Pope Benedict XVI's pastoral letter to Chinese Catholics in 2007 stated that the CPA is incompatible with church doctrine as its constitution advocates an independent church principle.

Bishop Julius Jia Zhiguo of Zhengding, who is approved by the Vatican but not recognized by the government, announced in a statement on Sept. 13 that Father Dong has incurred automatic excommunication reserved to the Apostolic See according to Canon Law Article 1382 for accepting episcopal consecration without papal approval.

Bishop Jia also suspended Father Dong’s priestly ministry some years ago, said the source in Zhengding.

However, Father Dong, with several hundred followers, claimed he was ordained under special faculties that the Holy See granted to the Chinese church in the 1980s, which gives power to bishops to ordain successors in times of persecution.

Pope Benedict's 2007 pastoral letter withdrew the special faculties but allowed individual dioceses to ask for new and updated faculties if particular situations so require.

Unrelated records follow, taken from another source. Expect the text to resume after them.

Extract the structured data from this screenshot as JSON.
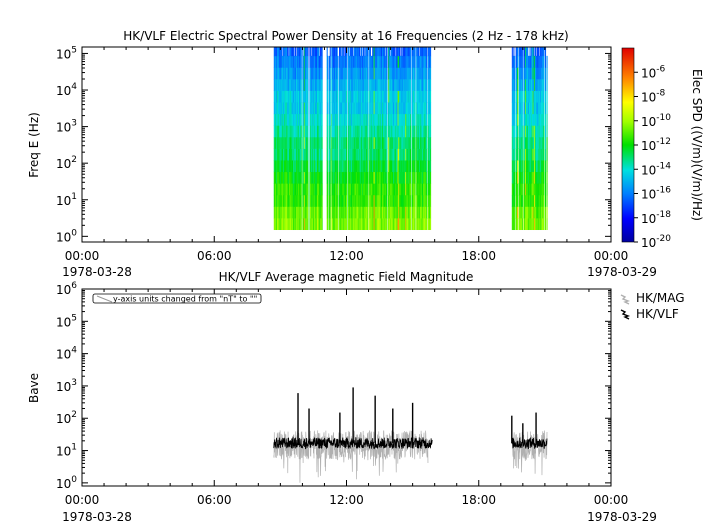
{
  "chart_data": [
    {
      "type": "heatmap",
      "title": "HK/VLF  Electric Spectral Power Density at 16 Frequencies (2 Hz - 178 kHz)",
      "ylabel": "Freq E (Hz)",
      "yscale": "log",
      "ylim": [
        0.7,
        150000
      ],
      "y_ticks": [
        {
          "base": "10",
          "exp": "0"
        },
        {
          "base": "10",
          "exp": "1"
        },
        {
          "base": "10",
          "exp": "2"
        },
        {
          "base": "10",
          "exp": "3"
        },
        {
          "base": "10",
          "exp": "4"
        },
        {
          "base": "10",
          "exp": "5"
        }
      ],
      "x_ticks": [
        "00:00",
        "06:00",
        "12:00",
        "18:00",
        "00:00"
      ],
      "x_start_date": "1978-03-28",
      "x_end_date": "1978-03-29",
      "xlim_hours": [
        0,
        24
      ],
      "frequency_range_hz": [
        2,
        178000
      ],
      "data_intervals_hours": [
        [
          8.7,
          10.9
        ],
        [
          11.1,
          15.8
        ],
        [
          19.5,
          21.1
        ]
      ],
      "colorbar": {
        "label": "Elec SPD ((V/m)(V/m)/Hz)",
        "scale": "log",
        "range": [
          1e-20,
          0.0001
        ],
        "ticks": [
          {
            "base": "10",
            "exp": "-6"
          },
          {
            "base": "10",
            "exp": "-8"
          },
          {
            "base": "10",
            "exp": "-10"
          },
          {
            "base": "10",
            "exp": "-12"
          },
          {
            "base": "10",
            "exp": "-14"
          },
          {
            "base": "10",
            "exp": "-16"
          },
          {
            "base": "10",
            "exp": "-18"
          },
          {
            "base": "10",
            "exp": "-20"
          }
        ]
      },
      "spectrum_log10_by_freq_low_to_high": [
        -10.5,
        -10.8,
        -11.5,
        -11.5,
        -12,
        -12.5,
        -13,
        -13,
        -13.5,
        -14,
        -14.5,
        -14.5,
        -15,
        -15.5,
        -16,
        -16.5
      ]
    },
    {
      "type": "line",
      "title": "HK/VLF  Average magnetic Field Magnitude",
      "ylabel": "Bave",
      "yscale": "log",
      "ylim": [
        0.8,
        1000000
      ],
      "y_ticks": [
        {
          "base": "10",
          "exp": "0"
        },
        {
          "base": "10",
          "exp": "1"
        },
        {
          "base": "10",
          "exp": "2"
        },
        {
          "base": "10",
          "exp": "3"
        },
        {
          "base": "10",
          "exp": "4"
        },
        {
          "base": "10",
          "exp": "5"
        },
        {
          "base": "10",
          "exp": "6"
        }
      ],
      "x_ticks": [
        "00:00",
        "06:00",
        "12:00",
        "18:00",
        "00:00"
      ],
      "x_start_date": "1978-03-28",
      "x_end_date": "1978-03-29",
      "xlim_hours": [
        0,
        24
      ],
      "annotation": "y-axis units changed from \"nT\" to \"\"",
      "series": [
        {
          "name": "HK/MAG",
          "color": "#b0b0b0",
          "typical_value": 15,
          "intervals_hours": [
            [
              8.7,
              15.7
            ],
            [
              19.5,
              21.1
            ]
          ]
        },
        {
          "name": "HK/VLF",
          "color": "#000000",
          "typical_value": 17,
          "intervals_hours": [
            [
              8.7,
              15.9
            ],
            [
              19.5,
              21.1
            ]
          ]
        }
      ],
      "spikes": [
        {
          "x": 9.8,
          "y": 600
        },
        {
          "x": 10.3,
          "y": 200
        },
        {
          "x": 11.7,
          "y": 150
        },
        {
          "x": 12.3,
          "y": 900
        },
        {
          "x": 13.3,
          "y": 500
        },
        {
          "x": 14.1,
          "y": 200
        },
        {
          "x": 15.0,
          "y": 300
        },
        {
          "x": 19.5,
          "y": 120
        },
        {
          "x": 20.0,
          "y": 70
        },
        {
          "x": 20.6,
          "y": 150
        }
      ]
    }
  ]
}
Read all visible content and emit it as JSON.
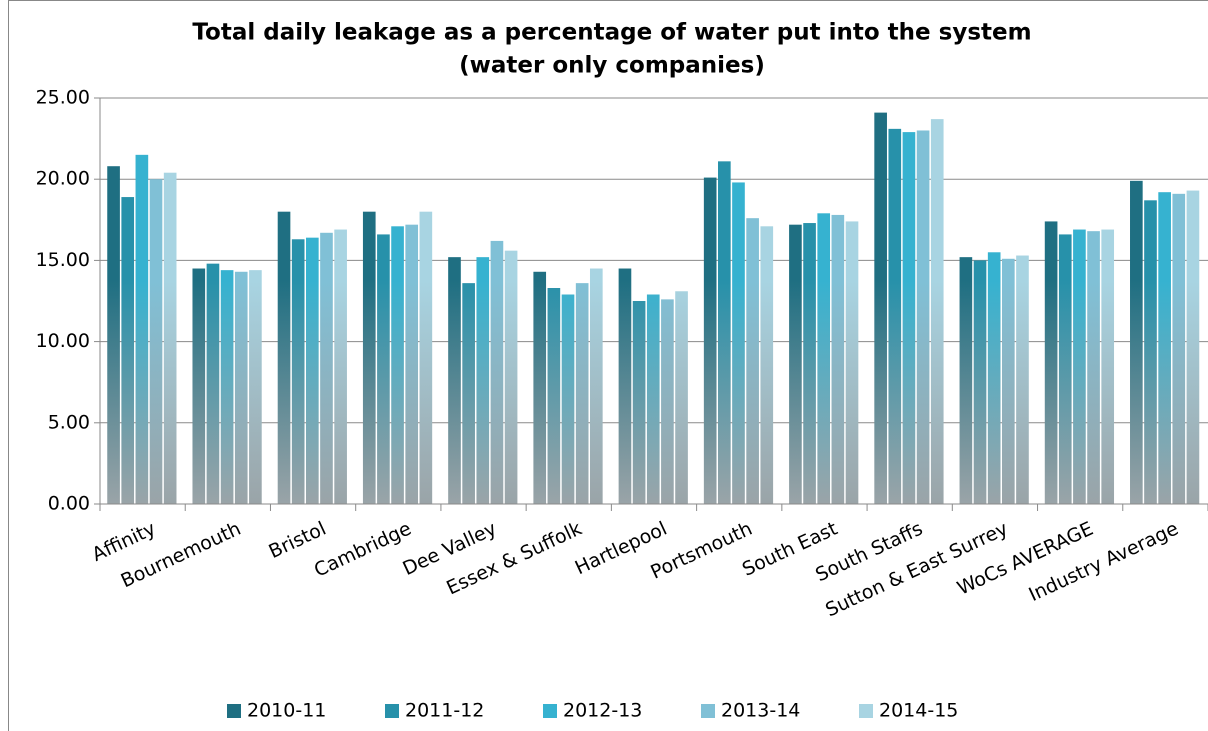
{
  "chart_data": {
    "type": "bar",
    "title": [
      "Total daily leakage as a percentage of water put into the system",
      "(water only companies)"
    ],
    "categories": [
      "Affinity",
      "Bournemouth",
      "Bristol",
      "Cambridge",
      "Dee Valley",
      "Essex & Suffolk",
      "Hartlepool",
      "Portsmouth",
      "South East",
      "South Staffs",
      "Sutton & East Surrey",
      "WoCs AVERAGE",
      "Industry Average"
    ],
    "series": [
      {
        "name": "2010-11",
        "color": "#1f6f82",
        "values": [
          20.8,
          14.5,
          18.0,
          18.0,
          15.2,
          14.3,
          14.5,
          20.1,
          17.2,
          24.1,
          15.2,
          17.4,
          19.9
        ]
      },
      {
        "name": "2011-12",
        "color": "#2791aa",
        "values": [
          18.9,
          14.8,
          16.3,
          16.6,
          13.6,
          13.3,
          12.5,
          21.1,
          17.3,
          23.1,
          15.0,
          16.6,
          18.7
        ]
      },
      {
        "name": "2012-13",
        "color": "#36b2d0",
        "values": [
          21.5,
          14.4,
          16.4,
          17.1,
          15.2,
          12.9,
          12.9,
          19.8,
          17.9,
          22.9,
          15.5,
          16.9,
          19.2
        ]
      },
      {
        "name": "2013-14",
        "color": "#80c0d6",
        "values": [
          20.0,
          14.3,
          16.7,
          17.2,
          16.2,
          13.6,
          12.6,
          17.6,
          17.8,
          23.0,
          15.1,
          16.8,
          19.1
        ]
      },
      {
        "name": "2014-15",
        "color": "#a8d4e2",
        "values": [
          20.4,
          14.4,
          16.9,
          18.0,
          15.6,
          14.5,
          13.1,
          17.1,
          17.4,
          23.7,
          15.3,
          16.9,
          19.3
        ]
      }
    ],
    "ylim": [
      0,
      25
    ],
    "yticks": [
      {
        "value": 0,
        "label": "0.00"
      },
      {
        "value": 5,
        "label": "5.00"
      },
      {
        "value": 10,
        "label": "10.00"
      },
      {
        "value": 15,
        "label": "15.00"
      },
      {
        "value": 20,
        "label": "20.00"
      },
      {
        "value": 25,
        "label": "25.00"
      }
    ],
    "grid": true,
    "legend": "bottom"
  }
}
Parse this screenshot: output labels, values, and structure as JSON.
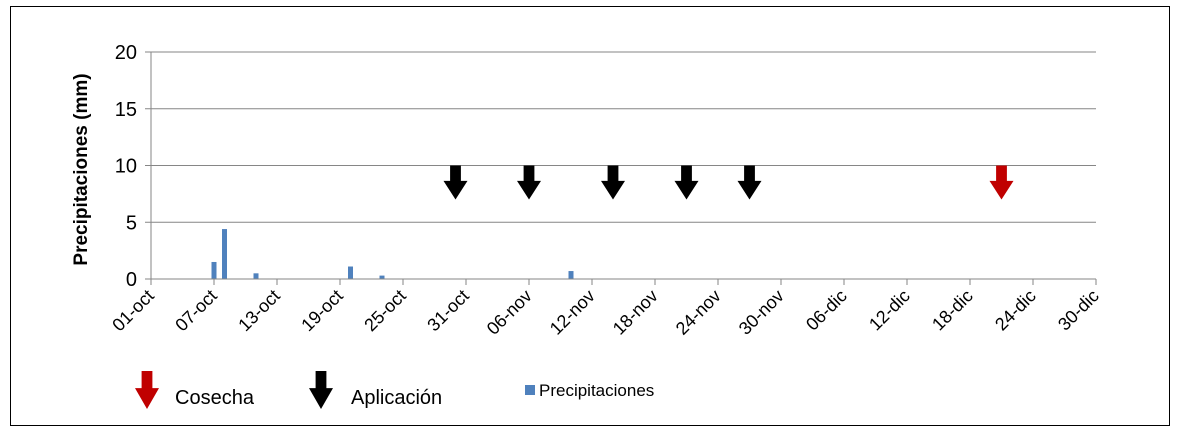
{
  "chart_data": {
    "type": "bar",
    "ylabel": "Precipitaciones (mm)",
    "xlabel": "",
    "ylim": [
      0,
      20
    ],
    "yticks": [
      0,
      5,
      10,
      15,
      20
    ],
    "grid": true,
    "xrange": [
      "2015-10-01",
      "2015-12-31"
    ],
    "xtick_labels": [
      "01-oct",
      "07-oct",
      "13-oct",
      "19-oct",
      "25-oct",
      "31-oct",
      "06-nov",
      "12-nov",
      "18-nov",
      "24-nov",
      "30-nov",
      "06-dic",
      "12-dic",
      "18-dic",
      "24-dic",
      "30-dic"
    ],
    "series": [
      {
        "name": "Precipitaciones",
        "color": "#4F81BD",
        "points": [
          {
            "date": "2015-10-07",
            "value": 1.5
          },
          {
            "date": "2015-10-08",
            "value": 4.4
          },
          {
            "date": "2015-10-11",
            "value": 0.5
          },
          {
            "date": "2015-10-20",
            "value": 1.1
          },
          {
            "date": "2015-10-23",
            "value": 0.3
          },
          {
            "date": "2015-11-10",
            "value": 0.7
          }
        ]
      }
    ],
    "annotations": {
      "aplicacion": {
        "label": "Aplicación",
        "color": "#000000",
        "dates": [
          "2015-10-30",
          "2015-11-06",
          "2015-11-14",
          "2015-11-21",
          "2015-11-27"
        ],
        "y_top": 10,
        "y_tip": 7
      },
      "cosecha": {
        "label": "Cosecha",
        "color": "#C00000",
        "dates": [
          "2015-12-21"
        ],
        "y_top": 10,
        "y_tip": 7
      }
    },
    "legend": {
      "placement": "bottom-left",
      "entries": [
        "Cosecha",
        "Aplicación",
        "Precipitaciones"
      ]
    }
  }
}
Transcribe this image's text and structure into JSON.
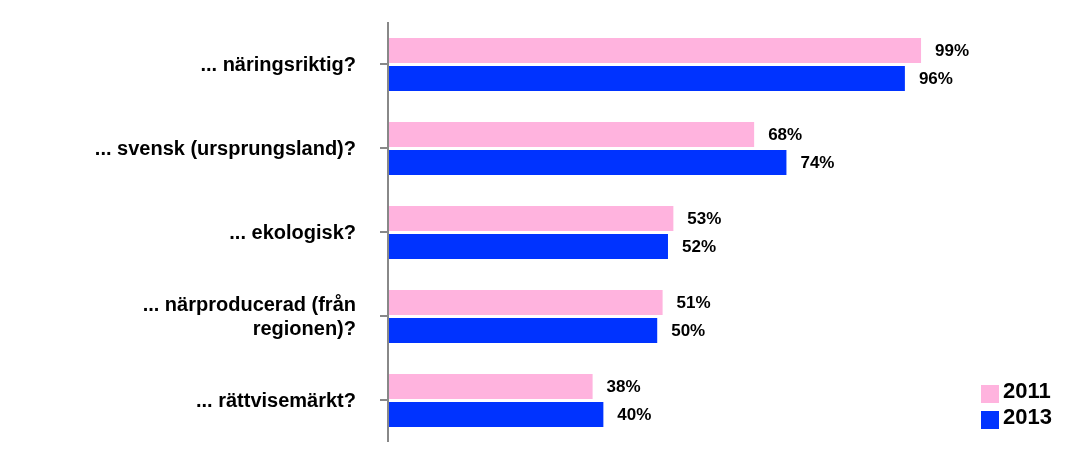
{
  "chart_data": {
    "type": "bar",
    "orientation": "horizontal",
    "categories": [
      "... näringsriktig?",
      "... svensk (ursprungsland)?",
      "... ekologisk?",
      "... närproducerad (från regionen)?",
      "... rättvisemärkt?"
    ],
    "series": [
      {
        "name": "2011",
        "color": "#ffb3de",
        "values": [
          99,
          68,
          53,
          51,
          38
        ],
        "value_labels": [
          "99%",
          "68%",
          "53%",
          "51%",
          "38%"
        ]
      },
      {
        "name": "2013",
        "color": "#0033ff",
        "values": [
          96,
          74,
          52,
          50,
          40
        ],
        "value_labels": [
          "96%",
          "74%",
          "52%",
          "50%",
          "40%"
        ]
      }
    ],
    "legend": "bottom right"
  }
}
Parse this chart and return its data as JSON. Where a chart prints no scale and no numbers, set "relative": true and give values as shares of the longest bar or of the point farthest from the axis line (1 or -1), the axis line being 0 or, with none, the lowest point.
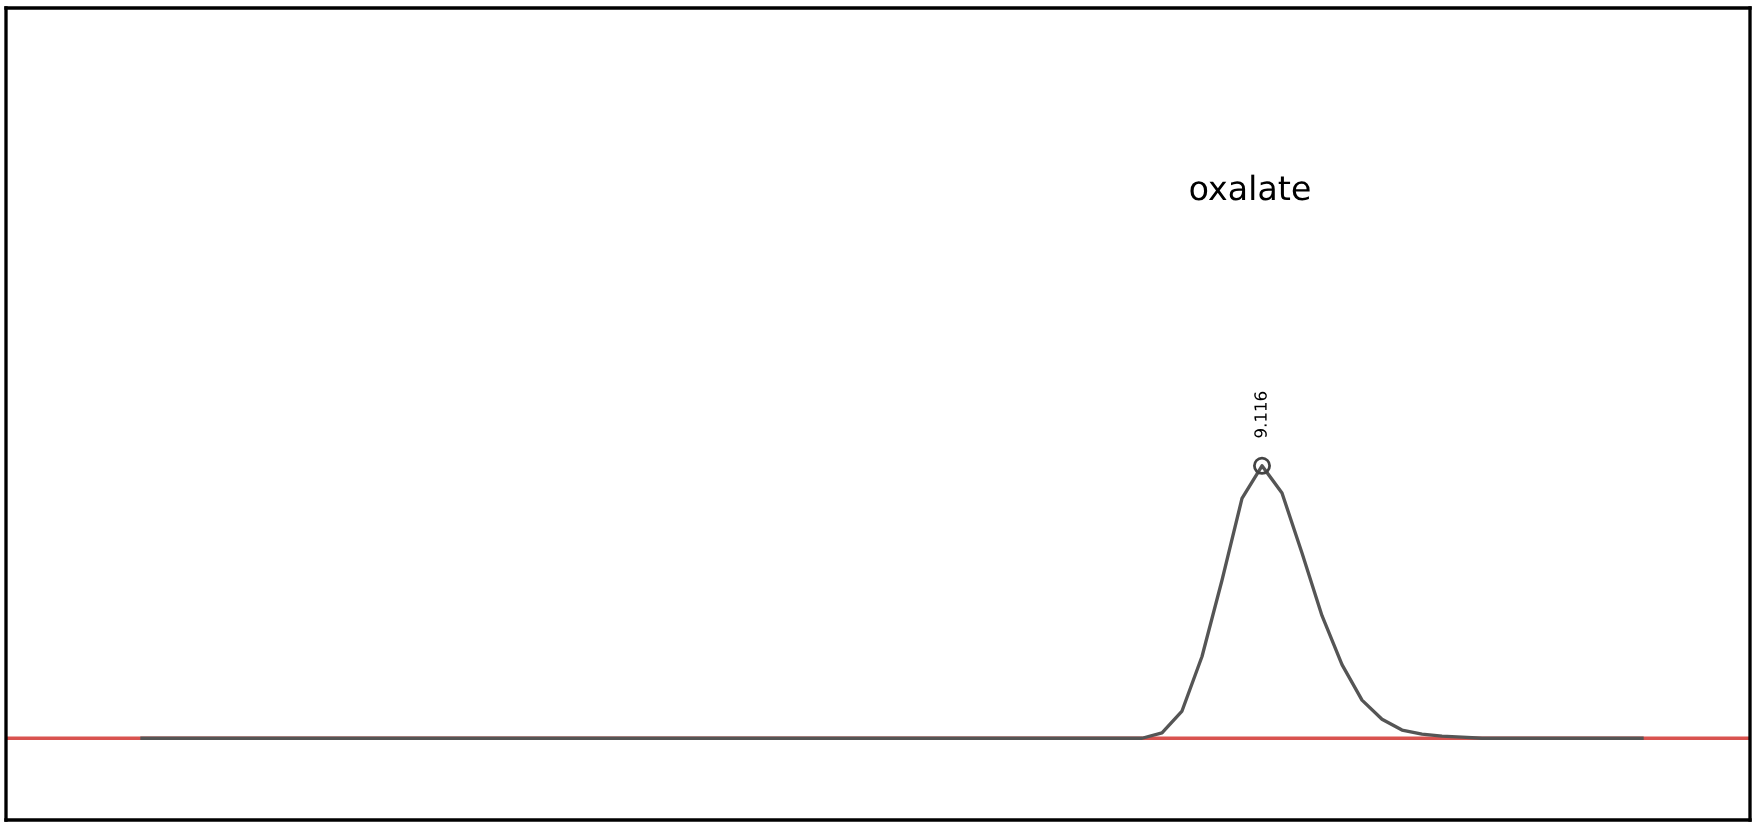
{
  "chart_data": {
    "type": "line",
    "relative": true,
    "annotations": [
      "oxalate",
      "9.116"
    ],
    "grid": false,
    "categories": [
      null,
      null,
      null,
      null,
      null,
      null,
      null,
      null,
      null,
      null,
      null,
      null,
      null,
      null,
      null,
      null,
      null,
      null,
      null,
      null,
      null,
      null,
      null,
      null,
      null,
      null,
      null,
      null,
      null,
      null,
      null,
      null,
      null,
      null,
      null,
      null,
      null,
      null,
      null,
      null,
      null,
      null,
      null,
      null,
      null,
      null,
      null,
      null,
      null,
      null,
      null,
      null,
      null,
      null,
      null,
      null,
      null,
      null,
      null,
      null,
      null,
      null,
      null,
      null,
      null,
      null,
      null,
      null,
      null,
      null,
      null,
      null,
      null,
      null,
      null,
      null
    ],
    "ref_lines": [
      {
        "axis": "y",
        "value": 0,
        "color": "#d9534f"
      }
    ],
    "series": [
      {
        "color": "#555555",
        "values": [
          0,
          0,
          0,
          0,
          0,
          0,
          0,
          0,
          0,
          0,
          0,
          0,
          0,
          0,
          0,
          0,
          0,
          0,
          0,
          0,
          0,
          0,
          0,
          0,
          0,
          0,
          0,
          0,
          0,
          0,
          0,
          0,
          0,
          0,
          0,
          0,
          0,
          0,
          0,
          0,
          0,
          0,
          0,
          0,
          0,
          0,
          0,
          0,
          0,
          0,
          0,
          0.02,
          0.1,
          0.3,
          0.58,
          0.88,
          1.0,
          0.9,
          0.68,
          0.45,
          0.27,
          0.14,
          0.07,
          0.03,
          0.015,
          0.008,
          0.004,
          0,
          0,
          0,
          0,
          0,
          0,
          0,
          0,
          0
        ]
      }
    ]
  }
}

An image of Father Dong Guanhua, self-made Bishop of Zhengding, celebrating a Mass in northern Hebei province on an unknown date in 2016. (Photo supplied)


Dilemma for Pope Francis

Church sources close to the Vatican confirmed to that Pope Francis intends to pardon the eight government-appointed bishops during the Year of Mercy as reported by Reuters on July 14. The Year of Mercy ends Nov. 20.

"The pope has been stressing mercy. If he pardons the government-backed bishops for the sake of negotiations, will he show the same mercy to these defiant underground bishops or excommunicate them?" said Father Joseph, an underground priest in Hebei.

There is concern about how the Vatican-unapproved bishops will affect the ongoing China-Vatican negotiations as the next round is due to take place late October. The Holy See hopes Beijing will accept 30 underground bishops into the government-sanctioned bishops' conference when an accord is achieved.

"In the eyes of Beijing, it is just a number of illegal religious personnel be it 30 or 32," said Father Joseph. "The authorities will continue to detain or arrest us or remove us from the diocese if they think it's necessary."


Shockwaves in Chinese Church

The new self-styled "bishops" are considered radical even among the underground community, and their ordinations have sent shockwaves among Catholics across China after news spread Oct. 10.

On social media and Catholic websites, some Catholics, apparently coming from the open community with links to the CPA, mocked the "so-called loyalty" of the underground community and accused them of hurting the communion of the church.

Underground Catholics in general see the appointments as violating church law but they think it is time for the Holy See to review its China policy and be clear on its stance.

"The Vatican does not appoint bishops but only apostolic administrators for the underground community. It has adopted double standards or ignored irregular issues that could have been settled if it followed canon law," said Father Joseph from Hebei.

The Vatican excommunicated three government-backed bishops for the first time in 2011-2012 and pardoned or kept mute on other bishops who accepted or presided over the episcopal consecration. It stressed that such episcopal ordinations are canonically illegal but sacraments administered by the unapproved bishops are valid.